Look down at the sidewalk. It’s yours, along with the land where people have parked their cars.
To the Seattle Department of Transportation (SDOT), these marginal spaces are parks in the making.
SDOT is launching a pilot program to allow community groups and businesses to turn pieces of right-of-way, such as street parking spaces, into a small park, or “parklet.”
About 27 percent of all land in Seattle is public right-of-way. SDOT manages the land through a permitting process, said Jennifer Wieland, an SDOT program manager.
Businesses and community groups will be able to apply for a permit to turn public right-of-way into public areas similar to existing pocket parks — “bigger and greener, but the same sort of experience,” Wieland said.
Plants and seating would likely be included along with a buffer from traffic.
“It does actually create a decent amount of seating for people,” Wieland said, since two parking spaces give about 40 feet to work with.
Parklets must be designed and constructed so they can be removed, and the sponsor or proponent must apply for renewal of the permit each year. While not a permanent structure, a parklet must be constructed with quality materials, “so it could last at least for a few years,” Wieland said.

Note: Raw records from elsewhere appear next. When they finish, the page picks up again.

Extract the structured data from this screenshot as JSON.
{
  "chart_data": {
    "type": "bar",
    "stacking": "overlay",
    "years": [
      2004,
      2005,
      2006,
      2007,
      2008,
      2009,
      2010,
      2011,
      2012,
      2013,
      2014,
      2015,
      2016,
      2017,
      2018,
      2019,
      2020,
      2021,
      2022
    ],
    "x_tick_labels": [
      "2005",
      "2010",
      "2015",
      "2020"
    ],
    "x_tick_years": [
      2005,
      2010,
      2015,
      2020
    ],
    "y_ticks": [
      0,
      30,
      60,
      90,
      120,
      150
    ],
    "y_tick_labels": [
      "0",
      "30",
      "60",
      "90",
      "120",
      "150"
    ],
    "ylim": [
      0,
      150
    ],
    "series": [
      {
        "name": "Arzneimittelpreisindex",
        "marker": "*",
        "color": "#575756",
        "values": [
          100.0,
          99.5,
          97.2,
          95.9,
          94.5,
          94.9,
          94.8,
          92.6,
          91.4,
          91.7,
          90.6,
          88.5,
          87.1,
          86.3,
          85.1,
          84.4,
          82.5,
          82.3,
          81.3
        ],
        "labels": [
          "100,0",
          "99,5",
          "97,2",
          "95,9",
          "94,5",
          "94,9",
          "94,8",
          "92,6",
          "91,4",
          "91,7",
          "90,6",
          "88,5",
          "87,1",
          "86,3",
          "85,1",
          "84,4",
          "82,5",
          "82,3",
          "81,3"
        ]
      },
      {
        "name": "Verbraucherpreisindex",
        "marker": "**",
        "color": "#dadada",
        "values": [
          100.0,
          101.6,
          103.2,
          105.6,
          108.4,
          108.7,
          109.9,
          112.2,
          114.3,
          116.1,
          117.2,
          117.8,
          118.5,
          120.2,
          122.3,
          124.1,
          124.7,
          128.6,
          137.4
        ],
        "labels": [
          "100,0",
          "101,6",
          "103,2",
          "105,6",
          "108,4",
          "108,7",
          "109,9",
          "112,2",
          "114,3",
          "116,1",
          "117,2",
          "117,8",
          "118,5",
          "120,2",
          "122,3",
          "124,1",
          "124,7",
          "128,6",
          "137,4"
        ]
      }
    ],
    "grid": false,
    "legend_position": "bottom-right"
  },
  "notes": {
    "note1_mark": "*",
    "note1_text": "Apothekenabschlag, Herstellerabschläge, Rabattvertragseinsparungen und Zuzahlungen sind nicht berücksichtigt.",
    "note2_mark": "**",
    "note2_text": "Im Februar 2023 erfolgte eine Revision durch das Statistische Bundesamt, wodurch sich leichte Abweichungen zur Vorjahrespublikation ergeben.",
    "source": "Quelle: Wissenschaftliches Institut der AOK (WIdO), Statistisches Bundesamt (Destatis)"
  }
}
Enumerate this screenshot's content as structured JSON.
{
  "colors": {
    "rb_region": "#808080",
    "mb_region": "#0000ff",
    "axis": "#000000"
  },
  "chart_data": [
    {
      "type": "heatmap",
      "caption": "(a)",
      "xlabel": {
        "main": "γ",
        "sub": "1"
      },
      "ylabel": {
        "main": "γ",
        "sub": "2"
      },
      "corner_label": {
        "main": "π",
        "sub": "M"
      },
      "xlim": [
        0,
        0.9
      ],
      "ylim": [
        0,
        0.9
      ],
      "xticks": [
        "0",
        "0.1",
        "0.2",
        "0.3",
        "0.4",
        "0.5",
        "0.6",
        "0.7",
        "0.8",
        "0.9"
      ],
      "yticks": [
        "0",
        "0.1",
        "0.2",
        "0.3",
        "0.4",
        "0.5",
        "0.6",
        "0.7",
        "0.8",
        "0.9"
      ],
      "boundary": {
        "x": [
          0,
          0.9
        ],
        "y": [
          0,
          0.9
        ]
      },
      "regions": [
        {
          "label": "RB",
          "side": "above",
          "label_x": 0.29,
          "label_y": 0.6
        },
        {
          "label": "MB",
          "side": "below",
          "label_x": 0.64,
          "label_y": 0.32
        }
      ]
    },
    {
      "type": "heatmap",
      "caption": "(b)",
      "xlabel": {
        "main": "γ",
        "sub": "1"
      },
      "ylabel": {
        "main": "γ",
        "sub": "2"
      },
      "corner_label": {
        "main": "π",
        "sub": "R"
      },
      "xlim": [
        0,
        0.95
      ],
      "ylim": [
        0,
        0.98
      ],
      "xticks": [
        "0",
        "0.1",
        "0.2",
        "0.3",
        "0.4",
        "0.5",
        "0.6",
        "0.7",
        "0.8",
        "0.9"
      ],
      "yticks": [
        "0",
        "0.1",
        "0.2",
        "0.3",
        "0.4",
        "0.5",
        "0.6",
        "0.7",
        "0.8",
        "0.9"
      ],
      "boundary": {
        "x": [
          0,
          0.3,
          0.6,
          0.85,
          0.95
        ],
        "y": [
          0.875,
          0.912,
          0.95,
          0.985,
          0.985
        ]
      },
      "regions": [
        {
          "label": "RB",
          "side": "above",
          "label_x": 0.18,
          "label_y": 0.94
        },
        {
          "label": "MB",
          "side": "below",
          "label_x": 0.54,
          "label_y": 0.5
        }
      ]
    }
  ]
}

There are plans in the works for parklets in center city neighborhoods, Wieland said, though she could not yet say where, or how many, because proposals are still being finalized. The program is part of SDOT’s effort to consolidate management of public right-of-way and make better use of it.
The public notification process for parklets will be similar to the process SDOT uses for sidewalk cafes, with each sponsor posting a notice in the proposed location and providing a
14-day public comment period.
Program organizers are in the process of developing an implementation strategy for parklets and expect to make a presentation to the mayor and Seattle City Council in July. SDOT is planning to hold public events and a media launch to spread the word about parklets.
Though sponsored and maintained by businesses and community groups, parklets must be open to all.
“Every parklet will have a sign on it that says this is public space,” Wieland said.
In other cities, sponsors of parklets have sometimes needed that reminder.
“Some cities have run into problems where the parklet sponsor has tried to move people out,” Wieland said. “They’ve had to go back to the parklet sponsor, and say look, you can’t do that.”
Such conflicts can be avoided, Wieland said, by educating sponsors and actively managing the space.
“Part of designing a great space is that you’ll have a lot of people who want to use it,” Wieland said. “As long we have a mix of all different kinds of people who are comfortable, it’s going to be a success.”